Nathaniel Hoyt, a former mechanic and later a shop manager at Quad Bikes, took on the job in 2012 while studying at the Harvard Extension School. Hoyt described his seven years at the shop as “the best job I ever had” and said he has been actively involved in the revival effort.
“We aren’t sure yet what sort of form it’s going to take when it does reopen,” Hoyt said. “But the shop is still there. The tools are all still there. The only thing that we really need are just people who have that same goal as we did and have the time and energy to spare to open it.”
Ledlie said Quad Bikes, which will continue to operate in Cabot’s basement, “wouldn’t exist” without the support of the College administration.
“All of the faculty deans — I think there have been four of them in the history of Quad Bikes — have been instrumental to its existence and and been very supportive of it,” he said.
Cabot Faculty Dean Ian J. Miller wrote in a statement to The Crimson that he and co-dean Crate Herbert are “big fans” of the effort to revive the shop.
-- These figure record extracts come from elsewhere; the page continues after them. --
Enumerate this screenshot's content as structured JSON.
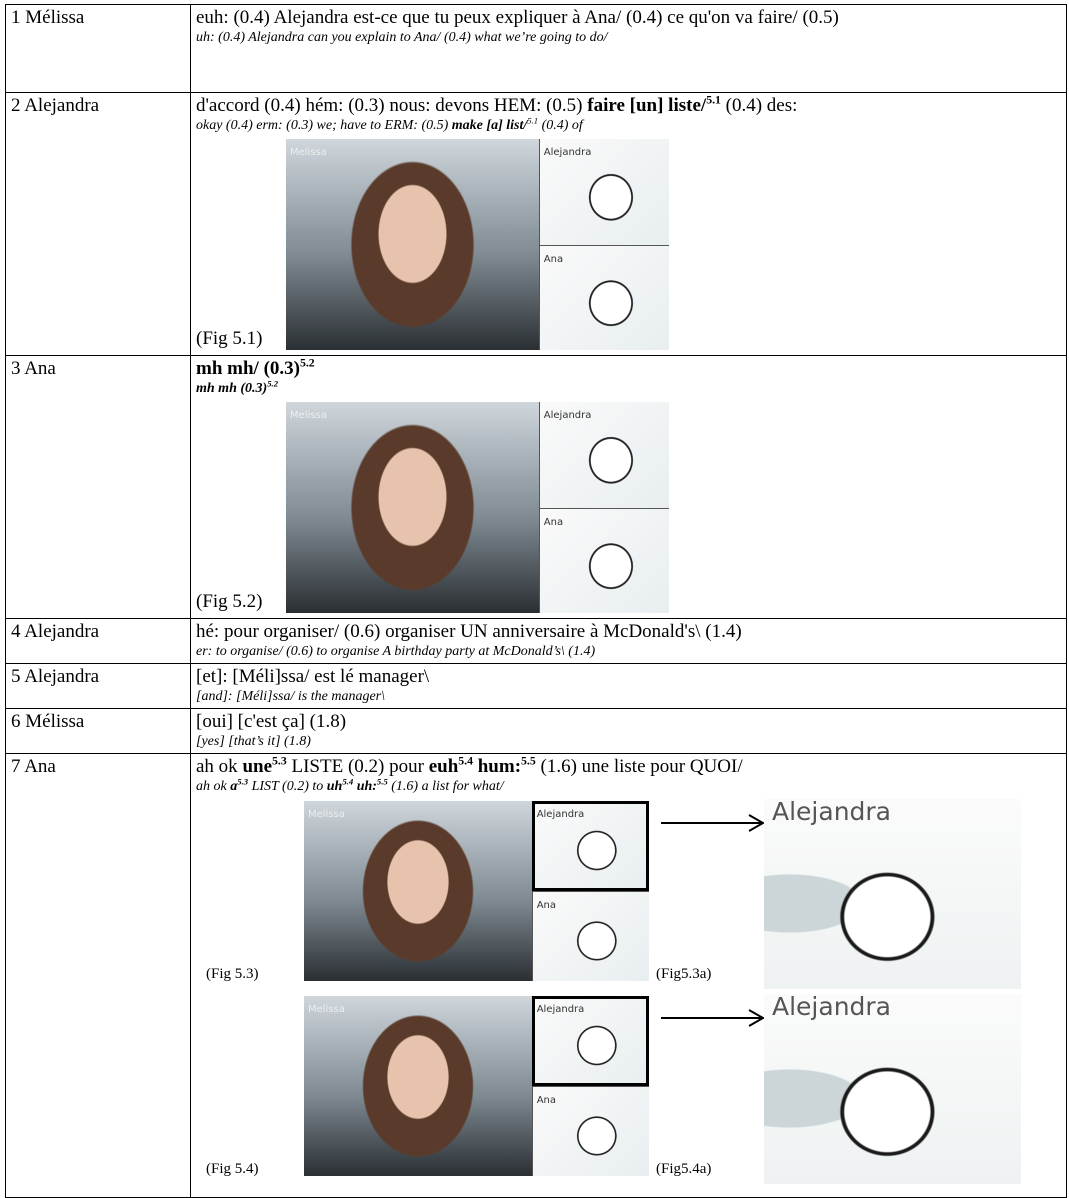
{
  "table": {
    "rows": [
      {
        "speaker": "1 Mélissa",
        "original": [
          {
            "t": "euh: (0.4) Alejandra est-ce que tu peux expliquer à Ana/ (0.4) ce qu'on va faire/ (0.5)"
          }
        ],
        "translation": [
          {
            "t": "uh: (0.4) Alejandra can you explain to Ana/ (0.4) what we’re going to do/"
          }
        ]
      },
      {
        "speaker": "2 Alejandra",
        "original": [
          {
            "t": "d'accord (0.4) hém: (0.3) nous: devons HEM: (0.5) "
          },
          {
            "t": "faire [un] liste/",
            "b": true
          },
          {
            "t": "5.1",
            "b": true,
            "sup": true
          },
          {
            "t": " (0.4) des:"
          }
        ],
        "translation": [
          {
            "t": "okay (0.4) erm: (0.3) we; have to ERM: (0.5) "
          },
          {
            "t": "make [a] list/",
            "b": true
          },
          {
            "t": "5.1",
            "sup": true
          },
          {
            "t": " (0.4) of"
          }
        ],
        "figures": [
          {
            "caption": "(Fig 5.1)",
            "labels": [
              "Melissa",
              "Alejandra",
              "Ana"
            ]
          }
        ]
      },
      {
        "speaker": "3 Ana",
        "original": [
          {
            "t": "mh mh/ (0.3)",
            "b": true
          },
          {
            "t": "5.2",
            "b": true,
            "sup": true
          }
        ],
        "translation": [
          {
            "t": "mh mh (0.3)",
            "b": true
          },
          {
            "t": "5.2",
            "b": true,
            "sup": true
          }
        ],
        "figures": [
          {
            "caption": "(Fig 5.2)",
            "labels": [
              "Melissa",
              "Alejandra",
              "Ana"
            ]
          }
        ]
      },
      {
        "speaker": "4 Alejandra",
        "original": [
          {
            "t": "hé: pour organiser/ (0.6) organiser UN anniversaire à McDonald's\\ (1.4)"
          }
        ],
        "translation": [
          {
            "t": "er: to organise/ (0.6) to organise A birthday party at McDonald’s\\ (1.4)"
          }
        ]
      },
      {
        "speaker": "5 Alejandra",
        "original": [
          {
            "t": "[et]: [Méli]ssa/ est lé manager\\"
          }
        ],
        "translation": [
          {
            "t": "[and]: [Méli]ssa/ is the manager\\"
          }
        ]
      },
      {
        "speaker": "6 Mélissa",
        "original": [
          {
            "t": "[oui] [c'est ça] (1.8)"
          }
        ],
        "translation": [
          {
            "t": "[yes] [that’s it] (1.8)"
          }
        ]
      },
      {
        "speaker": "7 Ana",
        "original": [
          {
            "t": "ah ok "
          },
          {
            "t": "une",
            "b": true
          },
          {
            "t": "5.3",
            "b": true,
            "sup": true
          },
          {
            "t": " LISTE (0.2) pour "
          },
          {
            "t": "euh",
            "b": true
          },
          {
            "t": "5.4",
            "b": true,
            "sup": true
          },
          {
            "t": " hum:",
            "b": true
          },
          {
            "t": "5.5",
            "b": true,
            "sup": true
          },
          {
            "t": " (1.6) une liste pour QUOI/"
          }
        ],
        "translation": [
          {
            "t": "ah ok "
          },
          {
            "t": "a",
            "b": true
          },
          {
            "t": "5.3",
            "b": true,
            "sup": true
          },
          {
            "t": " LIST (0.2) to "
          },
          {
            "t": "uh",
            "b": true
          },
          {
            "t": "5.4",
            "b": true,
            "sup": true
          },
          {
            "t": " uh:",
            "b": true
          },
          {
            "t": "5.5",
            "b": true,
            "sup": true
          },
          {
            "t": " (1.6) a list for what/"
          }
        ],
        "figures": [
          {
            "caption": "(Fig 5.3)",
            "labels": [
              "Melissa",
              "Alejandra",
              "Ana"
            ],
            "zoom_caption": "(Fig5.3a)",
            "zoom_label": "Alejandra"
          },
          {
            "caption": "(Fig 5.4)",
            "labels": [
              "Melissa",
              "Alejandra",
              "Ana"
            ],
            "zoom_caption": "(Fig5.4a)",
            "zoom_label": "Alejandra"
          }
        ]
      }
    ]
  }
}
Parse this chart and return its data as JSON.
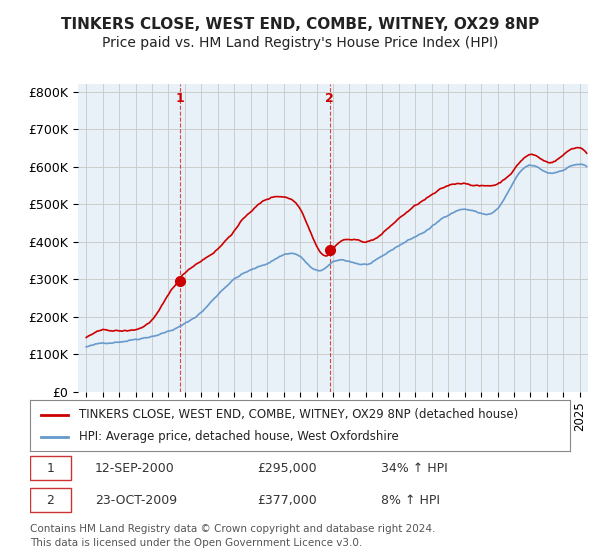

“Cabot is really eager and excited to re-start Quad Bikes and to support student leaders who are working to make that happen," Miller wrote. "This is a student-led institution, and we’re proud to support it."
Ledlie said he hopes Quad Bikes can smoothly return to campus, citing the positive and lasting influence of bicycles on Harvard and its surroundings.
“It’s an important thing for the Harvard community, specifically with all of the transportation and sustainability needs of the campus, but also more broadly in the world,” Ledlie said. “The world would be greener and more healthy and more efficient and less wasteful if there were more people riding, understanding, and appreciating bikes.”